Die Toten von Moonlight Bay von Alex Winter

Buchvorstellung und Rezension

Bibliographische Angaben

Originalausgabe erschienen 2006 bei Knaur.
Ort & Zeit der Handlung: Australien / Westaustralien, 1990 - 2009.
Folge 2 der Daryl-Simmons-Serie.

  • München: Knaur, 2006. ISBN: 978-3-426-62849-2. 298 Seiten.
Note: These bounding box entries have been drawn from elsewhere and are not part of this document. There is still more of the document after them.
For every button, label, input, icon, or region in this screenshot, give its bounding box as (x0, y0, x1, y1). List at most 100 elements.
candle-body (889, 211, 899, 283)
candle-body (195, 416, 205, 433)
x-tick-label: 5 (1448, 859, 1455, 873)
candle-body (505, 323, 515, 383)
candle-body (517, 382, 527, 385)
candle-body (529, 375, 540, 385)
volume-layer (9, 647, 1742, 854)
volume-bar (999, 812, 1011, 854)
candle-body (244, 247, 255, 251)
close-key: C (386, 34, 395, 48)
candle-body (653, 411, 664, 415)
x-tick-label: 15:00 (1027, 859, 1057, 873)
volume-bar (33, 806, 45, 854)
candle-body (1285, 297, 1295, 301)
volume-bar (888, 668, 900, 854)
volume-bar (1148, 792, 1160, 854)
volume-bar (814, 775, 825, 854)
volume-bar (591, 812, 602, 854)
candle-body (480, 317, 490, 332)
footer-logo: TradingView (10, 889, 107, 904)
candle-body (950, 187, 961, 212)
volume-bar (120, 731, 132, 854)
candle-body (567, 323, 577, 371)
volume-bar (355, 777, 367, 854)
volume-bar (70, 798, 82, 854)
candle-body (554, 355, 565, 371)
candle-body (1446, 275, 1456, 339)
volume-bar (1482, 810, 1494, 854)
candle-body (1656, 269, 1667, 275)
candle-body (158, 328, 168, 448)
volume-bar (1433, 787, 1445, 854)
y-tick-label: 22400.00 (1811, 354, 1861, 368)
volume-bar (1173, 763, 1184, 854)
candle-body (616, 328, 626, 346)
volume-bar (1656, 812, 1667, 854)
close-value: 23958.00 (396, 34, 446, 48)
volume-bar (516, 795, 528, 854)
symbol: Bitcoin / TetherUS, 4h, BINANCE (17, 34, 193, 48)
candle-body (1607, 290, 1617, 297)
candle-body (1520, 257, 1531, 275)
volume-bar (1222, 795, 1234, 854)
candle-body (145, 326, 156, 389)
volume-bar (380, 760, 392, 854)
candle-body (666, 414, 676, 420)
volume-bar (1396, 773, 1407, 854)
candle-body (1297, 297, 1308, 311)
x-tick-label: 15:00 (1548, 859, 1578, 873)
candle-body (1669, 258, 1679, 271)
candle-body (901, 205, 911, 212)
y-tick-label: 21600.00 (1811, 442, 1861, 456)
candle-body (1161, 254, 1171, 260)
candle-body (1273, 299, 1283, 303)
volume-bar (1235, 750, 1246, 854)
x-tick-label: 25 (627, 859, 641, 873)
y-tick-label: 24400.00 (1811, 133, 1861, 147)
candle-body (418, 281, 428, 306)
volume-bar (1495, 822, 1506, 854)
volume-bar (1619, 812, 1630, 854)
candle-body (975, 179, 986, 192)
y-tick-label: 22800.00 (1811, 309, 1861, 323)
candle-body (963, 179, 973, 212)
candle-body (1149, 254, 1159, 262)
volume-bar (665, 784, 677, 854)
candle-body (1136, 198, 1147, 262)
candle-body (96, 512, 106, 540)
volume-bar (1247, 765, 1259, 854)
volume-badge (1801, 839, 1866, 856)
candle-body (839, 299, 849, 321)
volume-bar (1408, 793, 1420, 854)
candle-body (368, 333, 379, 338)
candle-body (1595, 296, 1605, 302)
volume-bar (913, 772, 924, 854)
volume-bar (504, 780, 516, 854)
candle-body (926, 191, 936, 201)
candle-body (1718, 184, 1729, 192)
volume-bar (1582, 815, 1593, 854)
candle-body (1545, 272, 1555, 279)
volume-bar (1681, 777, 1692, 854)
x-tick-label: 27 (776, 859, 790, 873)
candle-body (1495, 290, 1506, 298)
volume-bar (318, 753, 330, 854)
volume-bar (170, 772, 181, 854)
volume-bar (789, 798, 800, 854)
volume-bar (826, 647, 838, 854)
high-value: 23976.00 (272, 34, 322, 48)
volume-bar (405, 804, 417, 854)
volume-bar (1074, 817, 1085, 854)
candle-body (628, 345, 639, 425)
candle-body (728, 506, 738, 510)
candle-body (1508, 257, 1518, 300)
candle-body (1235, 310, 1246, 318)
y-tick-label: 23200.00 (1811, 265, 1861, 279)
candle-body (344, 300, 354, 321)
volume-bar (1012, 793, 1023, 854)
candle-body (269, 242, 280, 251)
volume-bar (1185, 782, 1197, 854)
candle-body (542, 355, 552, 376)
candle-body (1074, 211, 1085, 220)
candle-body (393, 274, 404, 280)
'Die Toten von Moonlight Bay' ist erschienen als Taschenbuch

In Kürze:

Nahe dem Leuchtturm von Moonlight Bay erscheint die geisterhaft bleiche Gestalt einer jungen Frau, genau an der Stelle, wo bereits zwei Männer den Tod gefunden haben; dann verschwindet sie spurlos. Der unkonventionelle Detective Daryl Simmons soll das Geheimnis lüften. Bei seinen Ermittlungen greift er auf jene besonderen Kenntnisse zurück, die er einem Aborigine-Lehrmeister verdankt. Doch er stößt auf eine Mauer des Schweigens …

Das meint Krimi-Couch.de: »Die Faszination des ersten Falles fehlt« 80°

Krimi-Rezension von Peter Kümmel

Daryl Simmons ist der Mann für besondere Fälle. Als halber Aborigine mit besonderen Fähigkeiten ist ihm der normale Polizeidienst zu stupide. So wird er immer dorthin geschickt, wo sich ungewöhnliche Verbrechen ereignet haben und die ermittelnden Beamten nicht mehr weiterkommen. Sein 2. Fall führt ihn in den Südwesten des australischen Kontinents in den kleinen Küstenort Moonlight Bay, wo das Wetter zu dieser Jahreszeit alles andere als einladend und Simmons Tarnung als Tourist schon etwas ungewöhnlich ist.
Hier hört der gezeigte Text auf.